Community Board Five supports Senate Bill S1415A and Senate Bill S15A in relation to parole eligibility for certain incarcerated persons age fifty-five and older
The Executive Committee on behalf of Community Board Five passed the following resolution with a vote of 10 in favor; 0 opposed; 0 abstaining:
WHEREAS, NY Senate bill 15A amends current executive law and provides that a person 55 or older who has served at least 15 years of a sentence shall have an interview with the Board of Parole to determine whether they should be released to community supervision within 60 days of their 55th birthday or the last day of the 15th year of their sentence, whichever is later. If release is not granted, the person shall have a subsequent interview no more than 24 months later; and
WHEREAS, Senate bill S1415A provides that the Board of Parole shall release incarcerated persons who are eligible for release on parole, unless such person presents a current and unreasonable risk and such risk cannot be mitigated by parole supervision; and
WHEREAS, The Board of Parole is currently required to take into account the incarcerated persons' likelihood of committing future crimes upon release and to determine whether or not an incarcerated persons' release will "deprecate the seriousness of the crime." In practice, the Board does not often release an incarcerated person on their first appearance if the underlying crime was violent, even it if it took place more than 25 years prior to the board appearance and even when the incarcerated person has a low risk of reoffending; and
WHEREAS, Hundreds of incarcerated New Yorkers may never live to have an individualized release assessment, no matter how much they have changed in the years and decades since their conviction, and people serving life sentences are disproportionately Black and Latinx, and they are aging rapidly behind bars; and
WHEREAS, The legislation is estimated to save approximately $60,000 per year for every incarcerated person who is released upon the completion of their minimum sentence but who would have been kept in prison under current law (this savings figure does not take into account the budgetary needs for creating supporting resources to enable successful early paroles for approximately 10,000 would be eligible individuals, including housing, healthcare, jobs training programs, and other community support infrastructure); and
WHEREAS, Studies show that re-arrest rates for older adults released from prison are very small, particularly for those originally convicted of serious crimes.
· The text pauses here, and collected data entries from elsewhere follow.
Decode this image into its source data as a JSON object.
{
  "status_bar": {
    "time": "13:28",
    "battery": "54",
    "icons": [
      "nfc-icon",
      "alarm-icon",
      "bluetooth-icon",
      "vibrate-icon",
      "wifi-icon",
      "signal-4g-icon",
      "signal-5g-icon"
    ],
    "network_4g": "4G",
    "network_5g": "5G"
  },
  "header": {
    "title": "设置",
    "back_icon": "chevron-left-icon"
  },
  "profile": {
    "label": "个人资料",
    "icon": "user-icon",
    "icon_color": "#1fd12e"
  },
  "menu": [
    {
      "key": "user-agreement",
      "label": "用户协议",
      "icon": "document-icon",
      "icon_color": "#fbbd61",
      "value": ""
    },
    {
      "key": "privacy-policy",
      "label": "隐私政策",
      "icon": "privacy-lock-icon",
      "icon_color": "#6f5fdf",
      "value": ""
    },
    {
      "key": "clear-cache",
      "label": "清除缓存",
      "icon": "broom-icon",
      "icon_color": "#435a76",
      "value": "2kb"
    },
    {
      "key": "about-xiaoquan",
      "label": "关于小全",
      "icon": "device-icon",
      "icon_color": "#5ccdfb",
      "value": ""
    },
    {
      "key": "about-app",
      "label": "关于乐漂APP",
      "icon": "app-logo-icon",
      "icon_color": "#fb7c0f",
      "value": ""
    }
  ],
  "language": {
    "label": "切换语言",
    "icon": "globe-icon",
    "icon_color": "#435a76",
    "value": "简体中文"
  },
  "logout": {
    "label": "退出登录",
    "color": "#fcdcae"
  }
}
However, even as New York's prison population declined in the last two decades, the number of elders behind bars remained steady and as a result, grew substantially in percentage to the total prison population; and
WHEREAS, New York has the second-largest prison budget in the nation, spending between $100,000 and $240,000 annually for each incarcerated older adult, which the New York State Department of Correction and Community Supervision (DOCCS) defines as adults 55 years of age or older, due to the accelerated aging people experience while in prison; and
WHEREAS, This legislation would ensure that older adults serving long sentences have an opportunity before the Parole Board to demonstrate their transformation; and
WHEREAS, The legislation would not require anyone, regardless of their age; to be released. Rather, it would empower the Parole Board to use its discretion by individually evaluating a person based on the factors established in Section 259-I of the Executive Law; and
WHEREAS, This legislation would bring hope to incarcerated people who have worked hard to change, as well as their families. It would allow people the chance to safely return to their communities and save the state hundreds of millions of dollars that could be reinvested to meet critical community needs; therefore be it
RESOLVED, Community Board Five supports Senate Bill S1415A and Senate Bill S15A as a means of providing transparency and clarity for parole eligibility guidelines and ask that our area elected officials, bipartisan advocates, and Governor Cuomo support the legislative goals.